À propos de cette édition

Éditeur
Brousseau et frères
Genre
Fantastique
Longueur
Nouvelle
Paru dans
Les Soirées canadiennes, vol. III
Pagination
206-212
Lieu
Québec
Année de parution
1863

Résumé/Sommaire

Lors d’une fête amérindienne, deux jongleurs de la tribu des Odjiboué s’affrontent dans une lutte de puissance. Le jongleur Ouabouss, qui se réclame du Grand-Lièvre, prétend que son manitou est le plus puissant parce qu’il a créé le monde. Miskouadèz, disciple de la Grande-Tortue, considère son manitou supérieur parce qu’il a refait le monde à la suite de la grande inondation. Chacun réussit à prouver la grande valeur de son protecteur en déployant ses pouvoirs magiques. Ne pouvant déterminer un vainqueur, la tribu décampe subrepticement pendant la nuit, laissant les deux sorciers à leur différend.

Commentaires

« Le Grand-Lièvre et la Grande-Tortue » est un texte très intéressant et très important sur la mythologie amérindienne. Il est important parce qu’il est, à ma connaissance, le premier texte qui ne porte pas de jugement de valeurs sur les croyances qui y sont exposées. La vision du monde qu’il propose (la Création et le déluge) est exclusivement amérindienne. La présence du conteur est très discrète et jamais l’auteur n’établit de comparaison entre deux univers (blanc/amérindien) qui s’opposeraient.

Le conte de Taché représente un monde clos qui n’est pas encore perturbé par le choc des cultures. Rarement a-t-on la chance de saisir l’état originel de cet univers dans la littérature du XIXe siècle. Il se dégage aussi du conte une grande sagesse dans la décision de la tribu de s’esquiver et de renvoyer dos à dos les deux sorciers. Les deux jongleurs s’engagent dans un duel – qui apparaît finalement puéril – en utilisant leurs pouvoirs magiques afin de savoir qui a raison. En fait, tous les deux ont raison et l’œuvre de la Grande-Tortue n’est rien sans celle du Grand-Lièvre et vice versa. Mentionnons en passant que le symbolisme de cette légende concilie l’élément masculin et l’élément féminin.

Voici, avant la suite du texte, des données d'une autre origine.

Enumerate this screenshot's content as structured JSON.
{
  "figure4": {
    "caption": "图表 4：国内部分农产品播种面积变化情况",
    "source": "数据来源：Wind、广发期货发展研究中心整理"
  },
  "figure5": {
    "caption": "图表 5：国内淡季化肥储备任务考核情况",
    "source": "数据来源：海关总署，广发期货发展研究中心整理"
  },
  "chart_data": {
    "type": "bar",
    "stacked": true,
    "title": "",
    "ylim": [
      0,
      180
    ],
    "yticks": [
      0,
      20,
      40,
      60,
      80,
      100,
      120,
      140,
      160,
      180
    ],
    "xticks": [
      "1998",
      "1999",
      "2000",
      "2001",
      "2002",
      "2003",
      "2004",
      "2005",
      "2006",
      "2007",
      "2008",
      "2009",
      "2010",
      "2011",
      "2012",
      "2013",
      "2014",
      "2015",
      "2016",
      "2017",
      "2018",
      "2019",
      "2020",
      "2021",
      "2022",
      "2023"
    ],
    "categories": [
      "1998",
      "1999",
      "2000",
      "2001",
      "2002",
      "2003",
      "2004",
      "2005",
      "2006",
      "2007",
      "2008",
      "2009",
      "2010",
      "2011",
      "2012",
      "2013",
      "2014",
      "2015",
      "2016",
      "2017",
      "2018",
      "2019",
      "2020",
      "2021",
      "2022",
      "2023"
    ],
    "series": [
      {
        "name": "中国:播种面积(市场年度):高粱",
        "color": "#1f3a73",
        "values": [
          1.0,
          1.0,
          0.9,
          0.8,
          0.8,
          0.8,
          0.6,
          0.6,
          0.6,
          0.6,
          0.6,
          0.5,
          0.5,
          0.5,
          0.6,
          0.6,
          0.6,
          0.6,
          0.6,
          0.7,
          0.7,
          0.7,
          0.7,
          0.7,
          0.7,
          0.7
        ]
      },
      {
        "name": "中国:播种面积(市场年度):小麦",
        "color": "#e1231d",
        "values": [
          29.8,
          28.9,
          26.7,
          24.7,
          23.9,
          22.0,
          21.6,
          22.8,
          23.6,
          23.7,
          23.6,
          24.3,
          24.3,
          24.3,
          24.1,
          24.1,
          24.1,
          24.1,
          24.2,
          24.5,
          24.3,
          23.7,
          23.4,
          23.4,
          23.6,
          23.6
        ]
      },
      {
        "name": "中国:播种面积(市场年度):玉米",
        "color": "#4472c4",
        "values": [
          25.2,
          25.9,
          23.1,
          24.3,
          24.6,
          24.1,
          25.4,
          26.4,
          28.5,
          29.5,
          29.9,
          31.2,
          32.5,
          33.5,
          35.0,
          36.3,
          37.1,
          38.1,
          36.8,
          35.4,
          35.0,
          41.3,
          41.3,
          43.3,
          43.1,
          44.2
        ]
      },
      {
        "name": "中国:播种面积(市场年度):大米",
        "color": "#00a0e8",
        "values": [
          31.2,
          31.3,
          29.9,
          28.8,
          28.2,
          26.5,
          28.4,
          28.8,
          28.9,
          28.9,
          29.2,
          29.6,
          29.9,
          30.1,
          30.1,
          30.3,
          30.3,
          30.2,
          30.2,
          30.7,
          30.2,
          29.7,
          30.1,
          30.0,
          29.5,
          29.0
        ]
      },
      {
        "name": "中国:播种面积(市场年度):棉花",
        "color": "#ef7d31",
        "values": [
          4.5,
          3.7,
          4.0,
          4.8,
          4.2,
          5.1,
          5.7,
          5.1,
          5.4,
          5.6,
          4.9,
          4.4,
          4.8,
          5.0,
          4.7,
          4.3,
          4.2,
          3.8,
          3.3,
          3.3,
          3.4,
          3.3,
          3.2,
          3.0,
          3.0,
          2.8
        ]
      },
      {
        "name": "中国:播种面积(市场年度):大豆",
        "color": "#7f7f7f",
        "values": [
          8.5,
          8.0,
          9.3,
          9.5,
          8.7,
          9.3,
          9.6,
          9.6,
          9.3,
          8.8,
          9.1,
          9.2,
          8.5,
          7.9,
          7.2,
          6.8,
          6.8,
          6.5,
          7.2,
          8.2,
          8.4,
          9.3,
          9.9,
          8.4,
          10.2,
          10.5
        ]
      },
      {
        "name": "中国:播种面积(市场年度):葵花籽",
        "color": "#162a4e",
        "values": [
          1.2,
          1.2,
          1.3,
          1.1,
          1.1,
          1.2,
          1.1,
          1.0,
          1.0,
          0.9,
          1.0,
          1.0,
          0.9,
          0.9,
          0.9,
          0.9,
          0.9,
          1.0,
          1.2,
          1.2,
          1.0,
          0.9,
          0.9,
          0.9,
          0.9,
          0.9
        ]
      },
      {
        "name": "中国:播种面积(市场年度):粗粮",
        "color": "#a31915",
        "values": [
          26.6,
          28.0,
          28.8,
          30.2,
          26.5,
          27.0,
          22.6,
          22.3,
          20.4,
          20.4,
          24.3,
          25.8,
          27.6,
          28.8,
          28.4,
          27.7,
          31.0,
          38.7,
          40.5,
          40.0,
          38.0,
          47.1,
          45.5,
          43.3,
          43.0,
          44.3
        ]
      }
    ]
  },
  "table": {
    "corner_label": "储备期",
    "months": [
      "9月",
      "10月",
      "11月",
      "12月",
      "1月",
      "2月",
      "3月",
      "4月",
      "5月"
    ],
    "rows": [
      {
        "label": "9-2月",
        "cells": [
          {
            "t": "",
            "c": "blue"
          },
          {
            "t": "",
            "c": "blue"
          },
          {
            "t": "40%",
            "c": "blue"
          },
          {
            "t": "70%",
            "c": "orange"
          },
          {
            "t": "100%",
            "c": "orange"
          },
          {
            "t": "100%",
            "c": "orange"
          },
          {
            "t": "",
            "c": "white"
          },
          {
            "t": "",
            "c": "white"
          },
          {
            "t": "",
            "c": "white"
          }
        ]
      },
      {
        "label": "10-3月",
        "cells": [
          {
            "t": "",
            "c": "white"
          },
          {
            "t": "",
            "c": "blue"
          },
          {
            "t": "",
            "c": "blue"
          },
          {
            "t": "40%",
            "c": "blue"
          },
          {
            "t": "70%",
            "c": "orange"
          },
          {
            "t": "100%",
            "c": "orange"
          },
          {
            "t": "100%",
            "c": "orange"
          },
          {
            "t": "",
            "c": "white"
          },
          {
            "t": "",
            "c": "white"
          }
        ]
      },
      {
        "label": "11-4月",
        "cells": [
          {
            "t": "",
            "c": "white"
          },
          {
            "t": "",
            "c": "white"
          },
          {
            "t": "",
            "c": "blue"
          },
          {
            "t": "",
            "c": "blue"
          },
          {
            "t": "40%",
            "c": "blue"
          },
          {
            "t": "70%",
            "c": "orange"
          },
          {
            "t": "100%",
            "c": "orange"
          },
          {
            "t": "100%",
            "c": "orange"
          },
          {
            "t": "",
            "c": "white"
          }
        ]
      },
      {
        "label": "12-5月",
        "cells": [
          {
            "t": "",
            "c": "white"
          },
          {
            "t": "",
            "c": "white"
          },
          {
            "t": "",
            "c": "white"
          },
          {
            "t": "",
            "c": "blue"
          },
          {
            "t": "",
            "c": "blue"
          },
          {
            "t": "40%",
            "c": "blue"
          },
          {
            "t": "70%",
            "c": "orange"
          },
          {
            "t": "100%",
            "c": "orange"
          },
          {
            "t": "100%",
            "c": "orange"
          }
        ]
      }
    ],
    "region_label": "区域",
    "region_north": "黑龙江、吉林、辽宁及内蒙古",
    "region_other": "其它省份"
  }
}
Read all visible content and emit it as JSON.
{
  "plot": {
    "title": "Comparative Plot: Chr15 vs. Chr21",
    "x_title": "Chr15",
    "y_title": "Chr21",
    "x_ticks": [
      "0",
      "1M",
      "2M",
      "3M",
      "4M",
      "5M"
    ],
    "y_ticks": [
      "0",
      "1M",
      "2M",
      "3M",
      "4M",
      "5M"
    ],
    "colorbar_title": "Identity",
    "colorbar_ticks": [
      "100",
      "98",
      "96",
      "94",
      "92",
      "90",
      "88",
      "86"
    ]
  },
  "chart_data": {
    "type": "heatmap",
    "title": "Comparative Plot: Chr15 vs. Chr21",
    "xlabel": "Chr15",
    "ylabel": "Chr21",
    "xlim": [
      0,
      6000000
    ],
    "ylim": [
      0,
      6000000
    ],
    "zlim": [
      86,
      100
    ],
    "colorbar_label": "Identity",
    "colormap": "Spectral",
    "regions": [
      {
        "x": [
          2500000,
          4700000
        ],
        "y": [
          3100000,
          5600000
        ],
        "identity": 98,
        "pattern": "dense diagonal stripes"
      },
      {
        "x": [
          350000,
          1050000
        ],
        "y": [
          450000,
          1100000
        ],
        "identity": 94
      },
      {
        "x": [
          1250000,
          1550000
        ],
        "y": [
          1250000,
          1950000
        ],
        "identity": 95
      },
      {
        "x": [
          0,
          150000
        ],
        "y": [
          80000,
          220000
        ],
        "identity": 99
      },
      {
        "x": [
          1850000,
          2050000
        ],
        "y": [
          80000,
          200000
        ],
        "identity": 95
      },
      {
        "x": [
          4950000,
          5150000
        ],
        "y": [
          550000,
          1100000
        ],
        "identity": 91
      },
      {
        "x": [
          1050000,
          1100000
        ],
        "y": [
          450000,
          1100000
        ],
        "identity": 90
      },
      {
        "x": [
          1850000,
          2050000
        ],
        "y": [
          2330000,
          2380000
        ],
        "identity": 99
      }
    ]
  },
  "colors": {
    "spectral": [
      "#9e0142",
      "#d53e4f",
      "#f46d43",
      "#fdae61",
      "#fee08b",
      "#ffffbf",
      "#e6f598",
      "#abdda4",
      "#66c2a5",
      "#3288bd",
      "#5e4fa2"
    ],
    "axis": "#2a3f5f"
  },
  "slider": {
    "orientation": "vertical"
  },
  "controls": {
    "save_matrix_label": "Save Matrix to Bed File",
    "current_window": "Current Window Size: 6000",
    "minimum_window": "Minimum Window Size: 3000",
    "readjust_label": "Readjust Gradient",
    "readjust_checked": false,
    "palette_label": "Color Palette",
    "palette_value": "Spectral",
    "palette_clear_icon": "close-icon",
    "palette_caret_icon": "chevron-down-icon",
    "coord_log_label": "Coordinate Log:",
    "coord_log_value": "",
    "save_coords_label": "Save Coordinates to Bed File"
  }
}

Le fantastique résulte ici de la magie propre aux sorciers amérindiens et en cela, il a la même valeur symbolique que dans les contes surnaturels qui mettent en scène le diable ou autres figures de la cosmogonie catholique.

Joseph-Charles Taché est sans doute celui qui a le mieux réussi à transcrire la tradition orale des Amérindiens et à décrire leur culture. Il utilise plusieurs mots de la langue des Sauteux, nom donné par les voyageurs aux membres de la nation des Odjiboué, et se montre respectueux de leurs coutumes. Il transmet cette histoire avec déférence, sans condescendance, en faisant abstraction de son bagage culturel et de sa formation catholique. Il montre pour son sujet une grande ouverture d’esprit qui n’était pas évidente dans ses autres contes amérindiens.

En ce qui me concerne, « Le Grand-Lièvre et la Grande-Tortue » est une belle surprise qui nous change de la vision primaire d’un Firmin Picard. C’est le texte le plus authentique de ce courant littéraire influencé par la culture amérindienne. [CJ]

  • Source : Le XIXe siècle fantastique en Amérique française, Alire, p. 190-191.